Ağrı merkez Gazi Mahallesi’nde yaşayan Hüseyin Kösedağ, 6 yıl önce 40 tavukla başladığı kanatlı hayvan yetiştiriciliğini bugün 2 bine yakın hayvanla sürdürüyor. Azmi ve çalışkanlığıyla çevresine örnek olan Kösedağ, hem bölge ekonomisine katkı sağlıyor hem de üretime ilgi duyan vatandaşlara ilham veriyor.
Kendi Kuluçka Makineleriyle Üretim Yapıyor
Hayvan sevgisini üretime dönüştüren 35 yaşındaki Hüseyin Kösedağ, kaz, ördek, tavuk ve hindi yetiştiriciliği yapıyor. Tüm üretim sürecini kendi kurduğu kuluçka makineleriyle gerçekleştirdiğini söyleyen Kösedağ, “Yaklaşık 6 yıl önce 40 tavukla başladım. O zaman kendi kendime ‘zengin oldum’ diyordum. Şimdi profesyonel anlamda üretim yapıyorum. İki çıkım ve iki gelişim makinem var, her biri 3 bine yakın yumurta alıyor. Şu anda çiftliğimizde 2 bini aşkın kanatlı hayvanımız var” dedi.

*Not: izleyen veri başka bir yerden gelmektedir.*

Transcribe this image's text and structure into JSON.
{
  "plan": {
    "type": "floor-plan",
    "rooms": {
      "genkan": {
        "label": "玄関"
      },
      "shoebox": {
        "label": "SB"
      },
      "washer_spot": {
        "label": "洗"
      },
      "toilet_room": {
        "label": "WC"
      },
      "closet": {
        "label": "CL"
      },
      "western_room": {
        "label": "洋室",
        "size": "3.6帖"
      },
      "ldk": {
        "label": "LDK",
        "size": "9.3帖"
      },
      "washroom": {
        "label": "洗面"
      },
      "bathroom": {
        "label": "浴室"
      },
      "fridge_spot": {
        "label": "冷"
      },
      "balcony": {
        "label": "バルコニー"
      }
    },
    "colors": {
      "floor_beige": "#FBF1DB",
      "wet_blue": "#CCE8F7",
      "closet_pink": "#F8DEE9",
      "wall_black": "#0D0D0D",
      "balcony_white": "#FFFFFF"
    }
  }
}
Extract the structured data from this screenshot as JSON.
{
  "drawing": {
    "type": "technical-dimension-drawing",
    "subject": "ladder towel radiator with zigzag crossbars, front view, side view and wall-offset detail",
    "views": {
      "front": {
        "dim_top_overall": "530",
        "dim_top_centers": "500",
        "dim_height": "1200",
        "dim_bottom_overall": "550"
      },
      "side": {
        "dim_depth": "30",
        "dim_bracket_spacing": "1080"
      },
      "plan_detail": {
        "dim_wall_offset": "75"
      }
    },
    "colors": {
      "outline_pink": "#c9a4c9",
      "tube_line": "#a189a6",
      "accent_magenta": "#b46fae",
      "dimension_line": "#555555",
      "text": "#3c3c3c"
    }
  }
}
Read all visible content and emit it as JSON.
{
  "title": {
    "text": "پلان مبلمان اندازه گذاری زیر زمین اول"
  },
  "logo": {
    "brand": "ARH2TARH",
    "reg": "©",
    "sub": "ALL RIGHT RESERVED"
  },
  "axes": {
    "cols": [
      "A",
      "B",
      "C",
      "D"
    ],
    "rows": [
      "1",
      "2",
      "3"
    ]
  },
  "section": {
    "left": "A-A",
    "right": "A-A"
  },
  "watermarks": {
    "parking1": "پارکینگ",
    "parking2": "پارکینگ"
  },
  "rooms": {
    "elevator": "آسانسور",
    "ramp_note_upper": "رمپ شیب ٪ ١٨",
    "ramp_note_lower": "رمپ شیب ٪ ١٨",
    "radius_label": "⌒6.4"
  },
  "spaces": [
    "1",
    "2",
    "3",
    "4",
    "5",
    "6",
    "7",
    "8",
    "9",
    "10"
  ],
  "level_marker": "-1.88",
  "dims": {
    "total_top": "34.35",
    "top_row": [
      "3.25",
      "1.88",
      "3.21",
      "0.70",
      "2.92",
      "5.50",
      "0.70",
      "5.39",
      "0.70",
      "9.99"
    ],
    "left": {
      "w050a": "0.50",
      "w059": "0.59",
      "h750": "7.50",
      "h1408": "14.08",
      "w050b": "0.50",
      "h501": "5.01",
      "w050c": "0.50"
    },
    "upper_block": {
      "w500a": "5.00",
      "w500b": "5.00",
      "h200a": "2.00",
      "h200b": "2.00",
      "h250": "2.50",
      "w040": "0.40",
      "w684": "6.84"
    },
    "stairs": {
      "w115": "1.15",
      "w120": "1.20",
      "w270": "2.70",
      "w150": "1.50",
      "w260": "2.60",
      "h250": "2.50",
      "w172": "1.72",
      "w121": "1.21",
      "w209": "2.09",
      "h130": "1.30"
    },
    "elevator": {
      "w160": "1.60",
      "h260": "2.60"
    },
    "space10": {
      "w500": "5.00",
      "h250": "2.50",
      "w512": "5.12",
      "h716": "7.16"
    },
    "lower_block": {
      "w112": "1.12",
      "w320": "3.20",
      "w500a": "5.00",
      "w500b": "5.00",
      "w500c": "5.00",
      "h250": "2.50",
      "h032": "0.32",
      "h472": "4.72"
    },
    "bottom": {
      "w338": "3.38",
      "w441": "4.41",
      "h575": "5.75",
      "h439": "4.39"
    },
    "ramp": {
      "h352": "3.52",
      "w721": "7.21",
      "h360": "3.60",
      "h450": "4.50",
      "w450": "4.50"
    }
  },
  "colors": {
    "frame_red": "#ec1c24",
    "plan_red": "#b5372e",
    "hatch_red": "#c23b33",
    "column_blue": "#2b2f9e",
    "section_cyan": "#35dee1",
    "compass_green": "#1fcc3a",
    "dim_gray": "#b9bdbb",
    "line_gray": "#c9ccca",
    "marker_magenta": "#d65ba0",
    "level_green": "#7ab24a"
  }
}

Kösedağ, 5 bin dönümü aşan merasında üretim yaptığını belirterek, “Başta hevesle başladım ama zamanla ticari olarak devam etmeye karar verdim. Yaptıkça daha çok sevdim ve bu işi büyütmeye karar verdim” ifadelerini kullandı.
“Kaz Soğuğa Dayanıklı, Doğu İçin En Uygun Hayvan”
Kaz yetiştiriciliğinin özellikle Doğu Anadolu’nun iklimine uygun olduğunu vurgulayan Kösedağ, bölgedeki üreticilere de bu işe yönelmeleri çağrısında bulundu:
“Kaz, soğuğa en dayanıklı hayvanlardan biri. O yüzden Doğu illerinde bu iş çok verimli. Hem kazın alıcısı fazla hem de bakımı kolay. Merası ve suyu olan herkes bu işi yapabilir. Kars başta olmak üzere çevre illerden toplu sipariş alıyoruz. Şimdilik zarar diye bir şey yok, yapan herkes kazanıyor.”
“Hayvanlarla Aramızda Güçlü Bir Bağ Var”
Hayvanlara sevgiyle yaklaşmanın üretimde en önemli unsur olduğunu dile getiren Kösedağ, hayvanlarıyla arasında özel bir bağ oluştuğunu söyledi:
“Hayvanlar bizi anneleri gibi görüyor. Onlara sevgi gösteriyoruz, onlar da bunu hissediyor. Bazen kesim zamanı geldiğinde kıyamıyoruz. Hayvanlarla iç içe olmak insana huzur veriyor, psikolojik olarak rahatlatıyor. Başında oturup onları izlerken bile mutlu oluyorum.”
İlerleyen dönemde üretimini büyütmeyi hedefleyen Kösedağ, “Seneye 5 bin, hatta 10 bin hayvana ulaşmayı planlıyorum. Kendi çıkardığım civcivleri köylülerime dağıtarak onları da bu işe teşvik etmek istiyorum. Ayrıca kesimhane ve servis araçlarıyla daha profesyonel bir üretim sistemi kurmayı düşünüyorum” dedi.
“Kaz Eti Şifalı ve Ekonomik Değer Taşıyor”
Kaz etinin lezzetinin yanı sıra sağlık açısından da önemli olduğunu belirten Kösedağ, “Kaz eti çok lezzetli ve şifalı bir et. Özellikle yağı bronşite ve astıma iyi geliyor. Kazın neredeyse hiçbir kısmı ziyan olmuyor. Tüyünden işkembesine kadar değerlendirilebilen bir hayvan” diye konuştu.
Üretimi severek yaptığını ifade eden Hüseyin Kösedağ, “Hayvanı severseniz o da sizi seviyor. Bu iş hem kazanç hem huzur sağlıyor. Yeter ki isteyerek yapılsın” sözleriyle konuşmasını tamamladı.